Ask yourself if it’s helpful or what would be helpful in the moment.
Picture yourself as if you were your best friend; if you were looking at the situation, what might you say? Be curious about what comes to mind.
Remember that your thoughts are just thoughts. They’re not always true.
The more you can bring self-awareness, self-compassion and curiosity to the table, the more you can build the skill of optimism.

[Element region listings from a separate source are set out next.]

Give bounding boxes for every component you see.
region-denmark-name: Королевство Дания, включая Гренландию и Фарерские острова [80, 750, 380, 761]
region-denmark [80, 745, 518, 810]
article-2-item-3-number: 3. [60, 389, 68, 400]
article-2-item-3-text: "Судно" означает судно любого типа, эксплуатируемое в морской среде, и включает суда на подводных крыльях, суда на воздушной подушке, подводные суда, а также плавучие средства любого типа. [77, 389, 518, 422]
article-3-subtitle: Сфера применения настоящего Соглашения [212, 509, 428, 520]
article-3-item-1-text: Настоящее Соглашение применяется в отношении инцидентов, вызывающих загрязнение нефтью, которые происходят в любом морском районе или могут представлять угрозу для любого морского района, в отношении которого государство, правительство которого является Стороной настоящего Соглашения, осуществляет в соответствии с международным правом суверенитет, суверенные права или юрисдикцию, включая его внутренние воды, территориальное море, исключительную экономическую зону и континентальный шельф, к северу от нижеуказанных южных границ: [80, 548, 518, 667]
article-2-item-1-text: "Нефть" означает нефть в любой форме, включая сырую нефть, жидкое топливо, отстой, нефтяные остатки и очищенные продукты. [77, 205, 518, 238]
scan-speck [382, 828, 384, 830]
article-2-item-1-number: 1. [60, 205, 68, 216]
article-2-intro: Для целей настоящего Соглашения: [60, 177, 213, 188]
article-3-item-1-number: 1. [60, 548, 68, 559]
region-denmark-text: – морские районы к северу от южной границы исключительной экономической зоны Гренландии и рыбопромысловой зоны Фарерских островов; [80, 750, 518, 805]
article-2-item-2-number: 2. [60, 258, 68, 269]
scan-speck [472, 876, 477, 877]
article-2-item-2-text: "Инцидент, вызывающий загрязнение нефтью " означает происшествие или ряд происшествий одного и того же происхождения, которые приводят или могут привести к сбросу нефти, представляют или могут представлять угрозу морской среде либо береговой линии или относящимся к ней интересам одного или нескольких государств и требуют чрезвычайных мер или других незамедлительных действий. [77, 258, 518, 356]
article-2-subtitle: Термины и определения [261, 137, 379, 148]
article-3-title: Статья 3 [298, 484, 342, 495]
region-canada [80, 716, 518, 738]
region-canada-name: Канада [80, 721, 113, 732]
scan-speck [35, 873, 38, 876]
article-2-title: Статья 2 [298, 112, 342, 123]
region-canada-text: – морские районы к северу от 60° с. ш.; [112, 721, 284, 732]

5. Move to Boost Your Mood
Your physiology affects your psychology, so create a physical shift to change your outlook and how you feel.
Roll your shoulders back and sit or stand a little taller.
Give yourself the biggest smile you can. (Go on – try it out right now.)
Lift your gaze. Count the lights if you’re indoors, or even better…
Head outdoors for a walk and look at the sky. Make a point of looking at the top of the tallest trees.
Small physical shifts can create huge mental shifts, and when you do them consistently, they become the norm.
A Word on Positivity
Remember that you don’t need to be “positive all the time.” There is such a thing as ”toxic positivity”, when some people falsely believe that they should be happy all the time.
Humans are designed to have a full range of emotions. The more you can improve your emotional intelligence and boost your optimism, the greater the positive flow-on effect it will have to every area of your life.
You are the leader of your own life, and the way you show up matters, as it affects everyone around you.
Go out and practice building your optimism skills by getting clear on your “why”, soaking your sponge in uplifting influences, using facts and faith to overcome fear and fostering curiosity.